Does it matter? Emphatically, yes. It is this system that has enabled public spending to grow far, far beyond cost-effectiveness, that has nourished and perpetuated the world's near-worst education system, that has develped welfare from a necessity to a dependency, that allows official intrusion into what should be our personal decisions, and that is strangling the commercial enterprises that are the only source of all our incomes.
It is serious that the processes set in motion by government and its ministries are subject to no monitoring worth the name, and have become irreversible. Even Margaret Thatcher's government failed to turn the tide of bureaucratic expansion, or to stop the flood of legislation by statutory instrument.
Without compliant media, Britain could not possibly have been fooled as it has been into the European Union. It is also true that unless our media start to represent the taxpayer, we will not get out of it.
The painful message to all of us who campaign against the EU as a collective, designed to fail, is that the new organisations are on no more effective a track than the old.
If we study how news is created and processed, though, we will see that there is an opportunity.
The media mostly try to be fair with what they are given. But too much of what they receive comes from government departments and direct from politicians. And now, of course, from the Brussels propaganda machine and its Europe-wide branches. There is simply no independent, well-organised professional organisation providing our media with 'straight' information, as opposed to carefully selected, spun and slanted propaganda on all matters poliltical. Even the great news agency, Reuters, is run by Europhiles, and has international financial connections that make British national interests irrelevant.
Just recently, the EU propagandists have demonstrated conclusively how theirs is the one area in which the Commission has real competence. In recent months, journalists have successfully been distracted from giving due prominence to:
The resignation of the European Commissioners has been presented as evidence of their concern for standards. But their mass resignation enabled them to remain in office for several more months, enjoying all normal privileges.
And it remains to be explained how, under the noses of such righteous public servants, it was possible for several £billions to be spirited away, year after year, without any of them taking action?
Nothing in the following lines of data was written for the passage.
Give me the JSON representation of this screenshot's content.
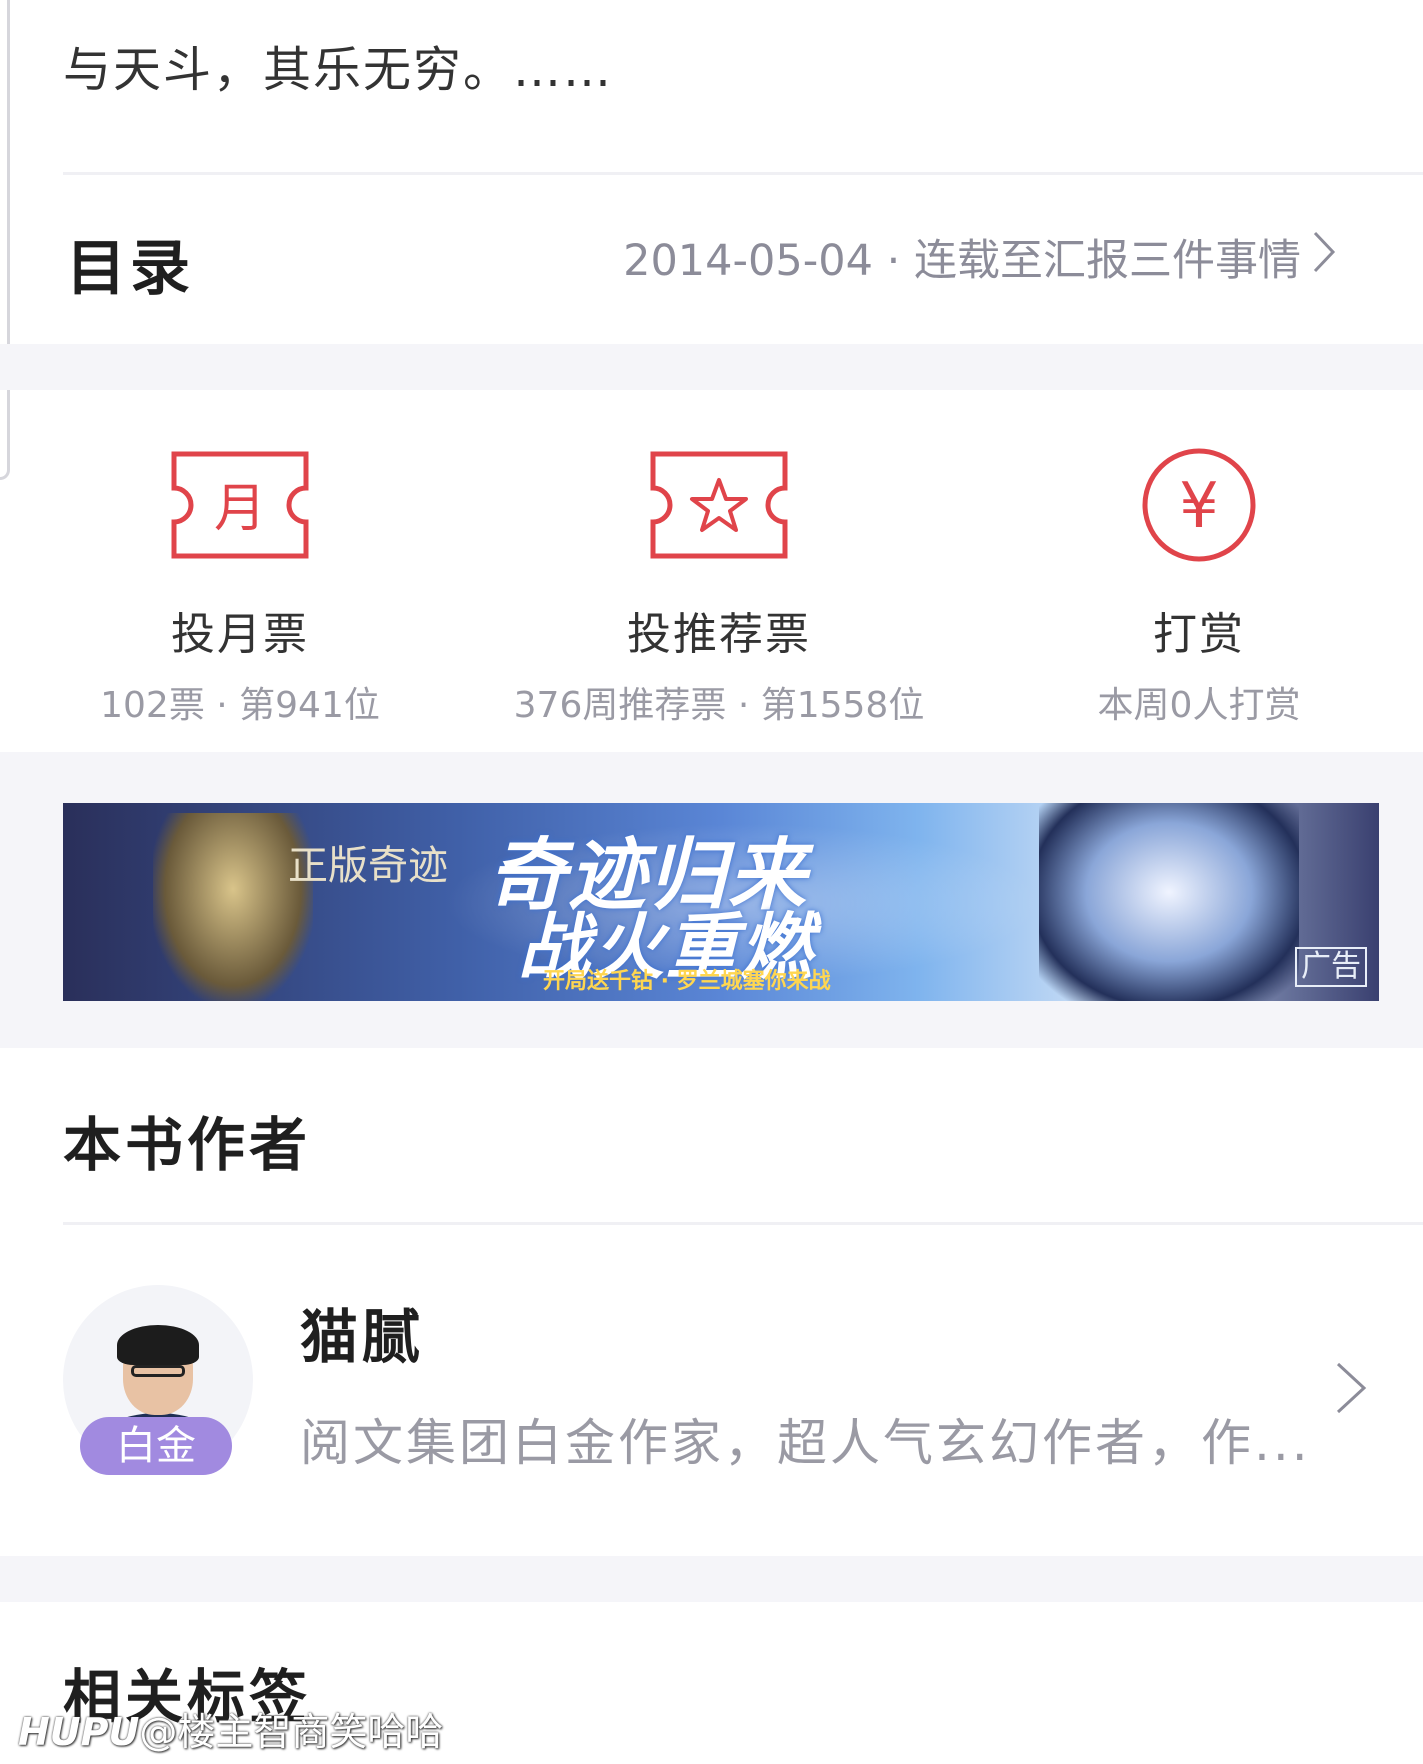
{
  "intro": {
    "text": "与天斗，其乐无穷。……"
  },
  "toc": {
    "title": "目录",
    "update_info": "2014-05-04 · 连载至汇报三件事情",
    "chevron_icon": "chevron-right-icon"
  },
  "actions": [
    {
      "label": "投月票",
      "sub": "102票 · 第941位",
      "icon": "monthly-ticket-icon",
      "icon_char": "月"
    },
    {
      "label": "投推荐票",
      "sub": "376周推荐票 · 第1558位",
      "icon": "recommend-ticket-icon"
    },
    {
      "label": "打赏",
      "sub": "本周0人打赏",
      "icon": "tip-yuan-icon",
      "icon_char": "¥"
    }
  ],
  "ad": {
    "brand": "正版奇迹",
    "headline_1": "奇迹归来",
    "headline_2": "战火重燃",
    "tagline": "开局送千钻 · 罗兰城塞你来战",
    "badge": "广告"
  },
  "author_section": {
    "title": "本书作者",
    "name": "猫腻",
    "badge": "白金",
    "description": "阅文集团白金作家，超人气玄幻作者，作..."
  },
  "tags_section": {
    "title": "相关标签"
  },
  "watermark": {
    "brand": "HUPU",
    "handle": "@楼主智商笑哈哈"
  },
  "colors": {
    "accent_red": "#e0444a",
    "muted_text": "#9a9aa4",
    "platinum": "#a18ae0",
    "band": "#f5f5f9"
  }
}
It has yet to be explained how these 'honest' people failed, year after year, to do anything at all about the corruption in the organisation that they were supposedly running, while we taxpayers, despite all EC attempts at censorship, were well aware that the European Pariliament was refusing to agree the budget, that crooks all over Europe were making a fat living off our taxes and that even the BBC was broadcasting programmes about EU corruption.
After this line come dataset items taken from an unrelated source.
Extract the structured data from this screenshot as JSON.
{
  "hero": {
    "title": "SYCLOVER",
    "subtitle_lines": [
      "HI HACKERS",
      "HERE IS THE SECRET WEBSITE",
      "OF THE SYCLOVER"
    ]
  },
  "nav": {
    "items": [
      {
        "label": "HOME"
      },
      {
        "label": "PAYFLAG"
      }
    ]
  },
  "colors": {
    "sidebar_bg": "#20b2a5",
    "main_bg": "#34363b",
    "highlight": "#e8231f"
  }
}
Only when our serious media are failing in their job is such inattention to public duty possible.
So, Lords Ashburton, Hanson, Healy, Hoerner, Marsh, Owen, Pearson, Prior, Sainsbury, Shore, Wolfson, Young and others, please note that what is needed is not another set of glossy brochures, expensive journals and exclusive conferences. If you have access to funds, put them in to a real news agency, a professional, authoritative and truly independent source that would give our media what is now omitted. Only then will we succeed. And when we do, we will not only escape from EU, but we will escape from all the other bureaucratic 'black holes' we have been dragged into in the past 50 years.